Flow cytometry, the standard approach for analyzing cell type, is a mainstay in the clinic and the laboratory. However, flow cytometers are large and expensive, and they require that cells be pretreated with fluorescent tags that bind to surface markers, allowing for detection. To make the identification process simpler and possibly more mobile, Lydia L. Sohn of the University of California, Berkeley, wanted to avoid hefty equipment and pretreatment. She and her team thought the solution would be to ditch fluorescence measurements in favor of detecting changes in current.

They came up with the idea while thinking about the physics of a cell moving through a microfluidic channel. Sohn’s team realized that cells would change the amount of a current running through a channel depending on the width of the channel segment. Current travels easily through cell broth, whereas cells themselves act as insulators. When cells pass through a narrow stretch, the current should drop because the cell displaces most of the liquid, effectively lowering the conductance of the channel. But in a wide segment, broth can flow around the cell, and the current is not as impeded, which appears as a spike in the current trace.

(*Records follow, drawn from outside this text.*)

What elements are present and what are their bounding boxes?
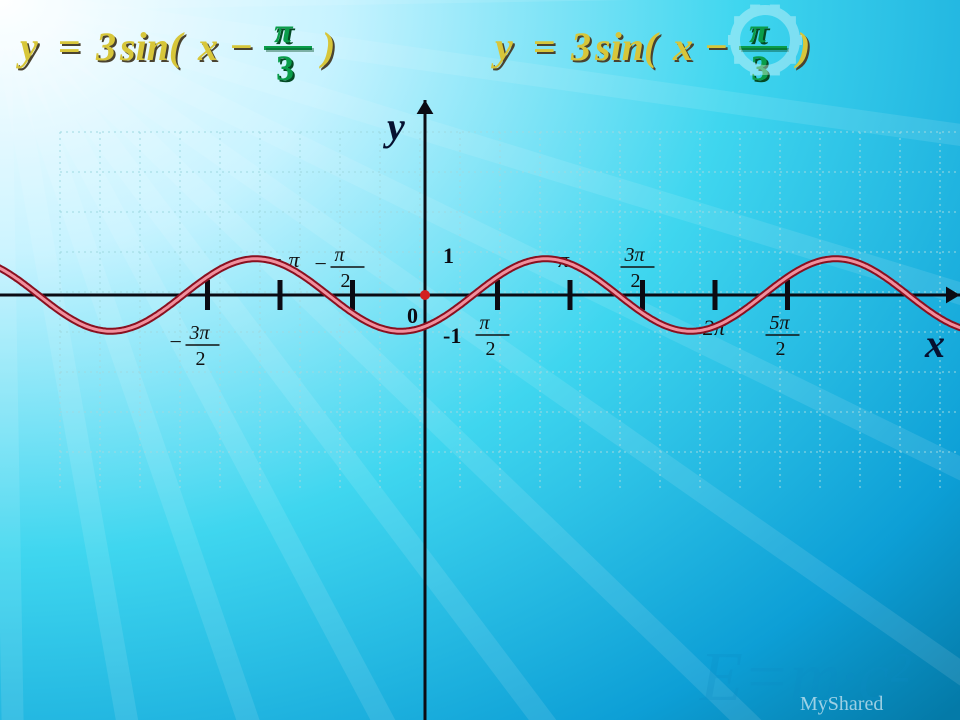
svg-text:π: π xyxy=(274,13,294,50)
svg-text:x: x xyxy=(197,24,218,69)
svg-text:2: 2 xyxy=(196,348,206,370)
svg-text:π: π xyxy=(480,312,491,334)
svg-text:2: 2 xyxy=(631,270,641,292)
svg-text:3π: 3π xyxy=(624,244,646,266)
svg-text:=: = xyxy=(533,24,556,69)
svg-text:sin(: sin( xyxy=(119,24,185,69)
origin-label: 0 xyxy=(407,303,418,328)
svg-text:3π: 3π xyxy=(189,322,211,344)
svg-text:y: y xyxy=(491,24,513,69)
svg-text:π: π xyxy=(335,244,346,266)
svg-text:−: − xyxy=(170,329,182,354)
svg-text:−: − xyxy=(230,24,253,69)
y-axis-label: y xyxy=(383,104,405,149)
svg-text:3: 3 xyxy=(570,24,591,69)
svg-text:−: − xyxy=(705,24,728,69)
svg-text:2: 2 xyxy=(486,338,496,360)
svg-text:): ) xyxy=(319,24,335,69)
svg-text:x: x xyxy=(672,24,693,69)
svg-text:3: 3 xyxy=(95,24,116,69)
svg-text:y: y xyxy=(16,24,38,69)
svg-text:3: 3 xyxy=(276,48,294,88)
svg-text:2: 2 xyxy=(776,338,786,360)
svg-text:2: 2 xyxy=(341,270,351,292)
svg-text:=: = xyxy=(58,24,81,69)
origin-dot xyxy=(420,290,430,300)
svg-text:−: − xyxy=(315,251,327,276)
svg-text:5π: 5π xyxy=(770,312,791,334)
y-tick-label: -1 xyxy=(443,323,461,348)
svg-text:sin(: sin( xyxy=(594,24,660,69)
y-tick-label: 1 xyxy=(443,243,454,268)
site-watermark: MyShared xyxy=(800,693,883,715)
x-axis-label: x xyxy=(924,321,945,366)
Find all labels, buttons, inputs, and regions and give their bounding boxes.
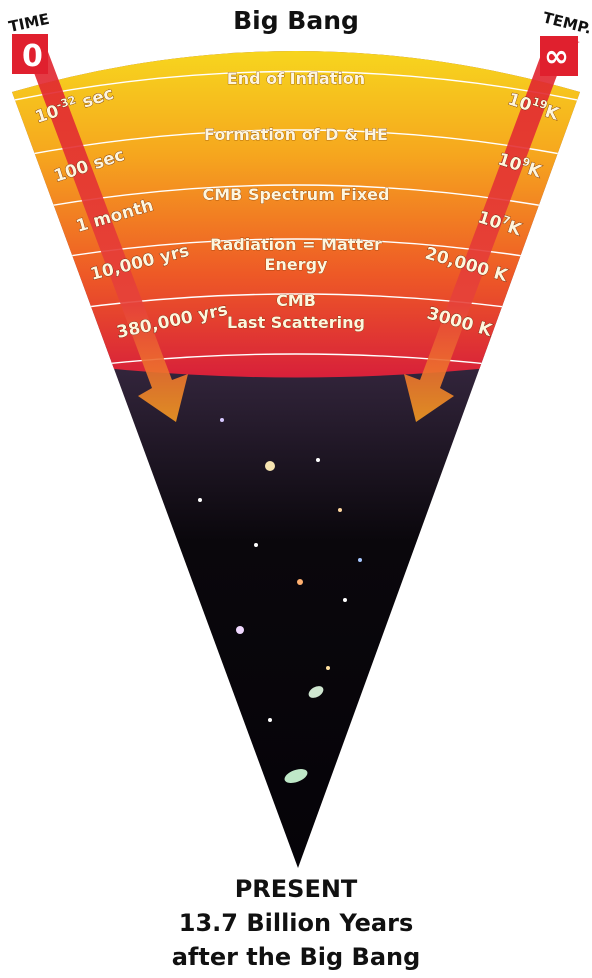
epoch-name-line2: Energy (265, 255, 329, 274)
time-start-value: 0 (22, 39, 43, 74)
epoch-name-line2: Last Scattering (227, 313, 365, 332)
present-caption: after the Big Bang (171, 943, 421, 971)
present-age: 13.7 Billion Years (178, 909, 414, 937)
epoch-name: Radiation = Matter (210, 235, 382, 254)
time-arrow (12, 34, 188, 422)
time-axis-label: TIME (7, 10, 51, 36)
epoch-name: Formation of D & HE (204, 125, 388, 144)
epoch-name: End of Inflation (227, 69, 365, 88)
temperature-arrow (404, 36, 580, 422)
temp-start-value: ∞ (544, 39, 569, 74)
epoch-name: CMB (276, 291, 316, 310)
present-label: PRESENT (234, 875, 358, 903)
epoch-name: CMB Spectrum Fixed (203, 185, 390, 204)
early-universe-band (12, 51, 580, 378)
temp-axis-label: TEMP. (541, 8, 592, 37)
diagram-title: Big Bang (233, 6, 359, 35)
galaxy-field (198, 418, 362, 783)
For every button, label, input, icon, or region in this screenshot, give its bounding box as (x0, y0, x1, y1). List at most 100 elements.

Sohn’s team used this concept to design a microfluidic channel with five narrow segments, each lined with a different antibody, built atop an electrode for generating and measuring current. The antibodies should slow the progress of any cell decorated with its antigen. Each narrow antibody zone is separated by a wider area, or node, which makes it possible to clock how long a cell lingers in each narrow segment by measuring the time between current spikes.

Sohn and colleagues then tested whether their method could identify two types of leukemia cells, NB4 and AP-1060, which express cell surface markers to different degrees. The researchers affixed antibodies along the channel that interact specifically with the antigens CD13, CD33, CD14, and CD15. They also added a segment with immunoglobulin G (IgG) as a control, as the antibody would not interact specifically with antigens on either cell type. The researchers then tested each cell line separately in their device.

Because both types of cells express CD13 and CD33, the researchers observed that most of the cells in both samples traveled slowly through the channel segments containing those antibodies, compared with their speeds through the IgG segment. Neither cell type expresses CD14, so the cells tended to race through that segment. However, the cells traveled at different rates in the CD15 region; most of the NB4 cells sauntered, whereas the AP-1060 cells sped up, relative to their respective speeds in the IgG region. The difference in speed through the CD15 segment allowed the researchers to distinguish between the cell types.

Their tests gave the percentage of cells that were positive or negative for a particular marker—results that were statistically indistinguishable from those obtained with flow cytometry, Sohn says. Each cell takes about one second to make it through the channel.

The chip design is genius, says Mark A. LaBarge of Lawrence Berkeley National Laboratory. It “allows you to track individual cells as they travel across this molecular jungle gym.” Since the approach screens cells one at a time, it’s not as prodigious as flow cytometry, which can handle huge cellular loads. But LaBarge sees the opportunity to make it a high-throughput method. Sohn is working to increase the device’s capacity with data analysis tools that can tease out transit times of multiple cells traversing the channel at once.